December 11, 2023


Python is the programming language of choice for artificial intelligence, however, most organizations are unable to incorporate their Python developers into legacy data infrastructures. This means they miss out on the opportunity to bring the benefits of AI into their organizations. However, developers designing around AI workflows have been lacking in open source Python libraries.

DLT (short for Data Load Tool)A Berlin-based startup thinks it may have a solution. It’s building an open-source Python library it says is designed for a new wave of artificial intelligence.

The startup says its library will integrate into existing workflows, including Python workflows that have not previously loaded data, such as Google Colab notebooks, AWS Lambda functions, Airflow DAGs, or the GPT-4 auxiliary documentation or the GPT-4 development playground.

The startup has now raised $1.5 million in pre-seed funding Mining Venture Capital Firms, founded by Ross Mason, who created the Mule project and founded MuleSoft (MULE:NYSE). Also joining the round are artificial intelligence and business founders at Huggingface, Instana, Miro, and Matillion, among others.

CEO Matthaus Krzykowski told me via email: “Most GPT-4 applications shown in the press are demo software. Users who try it quickly give up. Other AI tools (vector databases/frameworks) that venture capitalists have invested heavily in recently face many similar challenges.”

He says dlt now has a growing community of Python developers and is “deploying in production at several tech companies at scale,” including Harness, a San Francisco-based software delivery company we’ve previously reported on.

Alexander Butler, senior data engineer at Harness, said in a statement: “Leveraging dlt has transformed our data operations. It … has accelerated the pace of our DataOps team: we spend less time on EL (extract and load) and more time on T, while still being able to deeply customize our extractors as business needs evolve.”

Julien Chaumond, CTO/co-founder of Huggingface and angel investor at dltHub added: “The current machine learning revolution has been fueled by a Cambrian explosion of open-source tools in Python that have become so accessible that a wide range of practitioners have access to them.
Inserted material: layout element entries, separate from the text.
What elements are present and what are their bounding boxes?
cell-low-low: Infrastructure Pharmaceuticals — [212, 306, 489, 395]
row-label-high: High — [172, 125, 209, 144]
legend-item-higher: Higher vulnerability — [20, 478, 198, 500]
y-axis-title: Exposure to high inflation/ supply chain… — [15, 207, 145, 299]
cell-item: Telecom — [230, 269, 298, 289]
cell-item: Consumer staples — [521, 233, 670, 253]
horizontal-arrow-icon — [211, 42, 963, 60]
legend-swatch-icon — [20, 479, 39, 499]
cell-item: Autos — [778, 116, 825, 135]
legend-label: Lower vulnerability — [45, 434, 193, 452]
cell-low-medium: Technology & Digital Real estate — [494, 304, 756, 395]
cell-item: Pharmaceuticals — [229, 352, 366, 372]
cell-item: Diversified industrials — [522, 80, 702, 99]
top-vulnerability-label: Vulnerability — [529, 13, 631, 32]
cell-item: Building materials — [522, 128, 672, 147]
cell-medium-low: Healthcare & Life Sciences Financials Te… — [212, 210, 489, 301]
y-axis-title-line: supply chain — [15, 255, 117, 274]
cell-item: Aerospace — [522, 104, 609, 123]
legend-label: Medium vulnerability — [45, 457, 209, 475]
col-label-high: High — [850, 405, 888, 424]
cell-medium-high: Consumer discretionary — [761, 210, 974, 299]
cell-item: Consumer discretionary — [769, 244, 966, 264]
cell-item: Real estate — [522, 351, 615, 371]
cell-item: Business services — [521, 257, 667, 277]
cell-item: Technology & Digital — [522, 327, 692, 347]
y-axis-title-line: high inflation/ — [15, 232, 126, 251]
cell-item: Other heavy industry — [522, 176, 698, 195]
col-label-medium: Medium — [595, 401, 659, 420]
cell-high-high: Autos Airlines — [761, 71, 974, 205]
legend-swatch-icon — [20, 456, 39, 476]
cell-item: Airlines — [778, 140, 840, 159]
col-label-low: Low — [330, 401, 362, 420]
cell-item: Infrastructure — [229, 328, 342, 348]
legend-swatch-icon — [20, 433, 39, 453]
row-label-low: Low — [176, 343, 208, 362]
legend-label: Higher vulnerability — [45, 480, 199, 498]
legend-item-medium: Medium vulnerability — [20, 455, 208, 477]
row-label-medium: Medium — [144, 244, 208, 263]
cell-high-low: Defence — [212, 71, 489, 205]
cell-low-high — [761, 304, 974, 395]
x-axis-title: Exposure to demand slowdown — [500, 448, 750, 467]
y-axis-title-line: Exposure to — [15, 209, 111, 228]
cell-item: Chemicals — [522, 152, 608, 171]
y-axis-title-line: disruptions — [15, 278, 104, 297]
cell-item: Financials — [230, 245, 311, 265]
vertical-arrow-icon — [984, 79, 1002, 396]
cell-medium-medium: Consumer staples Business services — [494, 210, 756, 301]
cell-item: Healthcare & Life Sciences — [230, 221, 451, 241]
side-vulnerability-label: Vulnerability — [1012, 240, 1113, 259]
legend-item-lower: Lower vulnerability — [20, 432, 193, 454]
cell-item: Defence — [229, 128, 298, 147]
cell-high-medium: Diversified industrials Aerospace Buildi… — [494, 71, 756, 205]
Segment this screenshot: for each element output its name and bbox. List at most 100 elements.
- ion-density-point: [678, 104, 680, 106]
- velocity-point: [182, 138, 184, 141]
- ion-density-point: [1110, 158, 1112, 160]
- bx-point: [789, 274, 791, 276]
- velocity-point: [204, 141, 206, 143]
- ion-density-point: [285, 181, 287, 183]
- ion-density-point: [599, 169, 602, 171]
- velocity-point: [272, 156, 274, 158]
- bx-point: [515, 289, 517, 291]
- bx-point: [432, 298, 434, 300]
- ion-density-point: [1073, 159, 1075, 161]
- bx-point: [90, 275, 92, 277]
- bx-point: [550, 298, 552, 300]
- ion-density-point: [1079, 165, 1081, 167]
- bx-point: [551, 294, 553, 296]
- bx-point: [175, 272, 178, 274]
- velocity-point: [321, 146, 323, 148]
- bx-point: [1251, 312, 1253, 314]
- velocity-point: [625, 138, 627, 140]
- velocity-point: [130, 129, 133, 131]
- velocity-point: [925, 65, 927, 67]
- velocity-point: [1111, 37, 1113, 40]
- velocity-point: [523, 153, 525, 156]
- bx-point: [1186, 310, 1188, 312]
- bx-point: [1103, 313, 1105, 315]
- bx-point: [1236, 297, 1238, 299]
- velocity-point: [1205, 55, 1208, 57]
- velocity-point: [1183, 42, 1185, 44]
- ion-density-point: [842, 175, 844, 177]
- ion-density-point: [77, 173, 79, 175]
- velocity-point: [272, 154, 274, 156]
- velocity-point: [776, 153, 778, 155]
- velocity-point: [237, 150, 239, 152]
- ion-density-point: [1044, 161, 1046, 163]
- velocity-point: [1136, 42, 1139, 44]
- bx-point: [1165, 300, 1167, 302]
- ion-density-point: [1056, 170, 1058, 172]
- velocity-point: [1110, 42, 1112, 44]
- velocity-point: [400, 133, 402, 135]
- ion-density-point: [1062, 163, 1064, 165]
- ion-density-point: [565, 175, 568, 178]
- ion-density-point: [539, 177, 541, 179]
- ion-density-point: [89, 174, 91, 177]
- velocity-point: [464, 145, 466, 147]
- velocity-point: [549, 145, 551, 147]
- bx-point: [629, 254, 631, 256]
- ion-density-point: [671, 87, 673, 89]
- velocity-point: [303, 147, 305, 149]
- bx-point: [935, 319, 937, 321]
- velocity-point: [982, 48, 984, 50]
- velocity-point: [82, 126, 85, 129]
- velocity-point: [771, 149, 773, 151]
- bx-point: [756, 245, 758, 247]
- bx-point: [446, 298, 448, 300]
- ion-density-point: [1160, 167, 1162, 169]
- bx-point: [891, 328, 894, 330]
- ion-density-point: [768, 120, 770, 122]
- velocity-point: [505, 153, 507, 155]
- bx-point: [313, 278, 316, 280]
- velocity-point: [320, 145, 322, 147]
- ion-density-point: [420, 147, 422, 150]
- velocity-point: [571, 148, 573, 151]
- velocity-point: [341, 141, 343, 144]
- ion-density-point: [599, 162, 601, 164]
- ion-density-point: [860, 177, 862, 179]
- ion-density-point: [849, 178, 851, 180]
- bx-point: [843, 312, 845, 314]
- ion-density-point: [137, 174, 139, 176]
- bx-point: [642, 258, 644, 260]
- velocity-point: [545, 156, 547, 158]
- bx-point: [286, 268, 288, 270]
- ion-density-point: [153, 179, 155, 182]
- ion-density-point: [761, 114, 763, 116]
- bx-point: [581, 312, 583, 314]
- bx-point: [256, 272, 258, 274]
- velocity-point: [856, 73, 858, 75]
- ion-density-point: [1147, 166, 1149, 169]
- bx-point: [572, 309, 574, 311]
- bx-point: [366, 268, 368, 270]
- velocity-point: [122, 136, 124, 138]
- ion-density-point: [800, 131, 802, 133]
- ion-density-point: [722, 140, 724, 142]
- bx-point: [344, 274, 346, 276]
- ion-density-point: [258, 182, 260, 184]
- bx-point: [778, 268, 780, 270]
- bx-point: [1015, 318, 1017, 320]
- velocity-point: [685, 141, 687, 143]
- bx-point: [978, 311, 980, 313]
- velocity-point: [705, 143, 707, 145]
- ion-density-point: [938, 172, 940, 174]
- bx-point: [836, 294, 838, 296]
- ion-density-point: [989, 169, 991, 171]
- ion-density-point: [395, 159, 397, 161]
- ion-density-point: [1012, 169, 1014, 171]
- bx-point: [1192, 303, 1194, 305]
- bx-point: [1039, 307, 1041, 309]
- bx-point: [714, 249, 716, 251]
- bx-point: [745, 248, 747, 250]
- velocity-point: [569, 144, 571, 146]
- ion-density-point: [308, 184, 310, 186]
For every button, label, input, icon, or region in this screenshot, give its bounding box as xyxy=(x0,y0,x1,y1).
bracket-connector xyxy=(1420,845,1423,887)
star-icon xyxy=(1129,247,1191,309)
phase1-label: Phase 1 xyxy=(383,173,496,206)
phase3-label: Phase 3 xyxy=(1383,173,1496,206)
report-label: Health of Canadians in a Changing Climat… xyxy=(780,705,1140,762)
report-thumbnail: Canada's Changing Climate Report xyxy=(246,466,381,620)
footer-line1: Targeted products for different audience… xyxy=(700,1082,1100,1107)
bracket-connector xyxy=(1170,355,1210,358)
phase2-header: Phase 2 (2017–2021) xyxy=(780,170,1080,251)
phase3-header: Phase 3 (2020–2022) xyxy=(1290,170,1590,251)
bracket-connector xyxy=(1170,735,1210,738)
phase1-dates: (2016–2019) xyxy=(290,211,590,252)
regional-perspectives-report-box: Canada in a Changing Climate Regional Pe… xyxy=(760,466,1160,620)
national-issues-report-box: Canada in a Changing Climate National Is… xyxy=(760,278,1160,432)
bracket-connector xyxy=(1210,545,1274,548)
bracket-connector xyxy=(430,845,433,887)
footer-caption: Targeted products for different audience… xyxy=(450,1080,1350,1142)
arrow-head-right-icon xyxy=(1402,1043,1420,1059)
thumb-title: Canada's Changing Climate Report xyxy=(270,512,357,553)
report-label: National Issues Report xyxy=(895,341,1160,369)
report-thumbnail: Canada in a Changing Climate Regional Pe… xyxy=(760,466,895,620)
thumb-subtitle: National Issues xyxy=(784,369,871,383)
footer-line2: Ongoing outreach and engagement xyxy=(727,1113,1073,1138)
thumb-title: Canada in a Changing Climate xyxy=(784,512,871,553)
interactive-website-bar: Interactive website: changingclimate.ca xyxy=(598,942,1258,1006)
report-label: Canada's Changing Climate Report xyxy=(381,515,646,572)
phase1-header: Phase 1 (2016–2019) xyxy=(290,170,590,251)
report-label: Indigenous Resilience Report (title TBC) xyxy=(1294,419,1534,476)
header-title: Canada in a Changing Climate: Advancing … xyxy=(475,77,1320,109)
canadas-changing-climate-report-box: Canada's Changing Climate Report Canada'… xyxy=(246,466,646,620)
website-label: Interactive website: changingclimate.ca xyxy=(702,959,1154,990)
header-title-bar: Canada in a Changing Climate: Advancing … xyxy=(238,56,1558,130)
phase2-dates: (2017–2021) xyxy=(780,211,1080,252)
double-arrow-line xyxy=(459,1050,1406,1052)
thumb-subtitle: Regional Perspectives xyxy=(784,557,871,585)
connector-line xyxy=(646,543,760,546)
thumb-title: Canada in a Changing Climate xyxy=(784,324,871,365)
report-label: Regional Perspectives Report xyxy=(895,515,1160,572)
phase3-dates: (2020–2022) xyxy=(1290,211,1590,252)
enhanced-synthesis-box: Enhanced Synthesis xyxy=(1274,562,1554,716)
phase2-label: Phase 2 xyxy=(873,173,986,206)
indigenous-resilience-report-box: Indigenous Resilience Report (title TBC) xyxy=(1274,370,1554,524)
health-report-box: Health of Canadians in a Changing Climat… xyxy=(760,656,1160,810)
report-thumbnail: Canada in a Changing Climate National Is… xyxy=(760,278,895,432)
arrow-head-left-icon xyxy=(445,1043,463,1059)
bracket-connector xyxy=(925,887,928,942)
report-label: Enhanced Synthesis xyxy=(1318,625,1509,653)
As an easy-to-use Python library, dlt is the first tool available to this new crowd.”

Regarding potential competitors, Krzykowski acknowledged that these startups “compete with ETL companies like Meltano, Stitch Data, Airbyte, and to a lesser extent Fivetran.”

However, he said, “In a bigger picture, we operate in the space of data warehouse companies like Snowflake, Databricks, Microsoft Fabric, etc. that are also looking to bring AI into the enterprise.”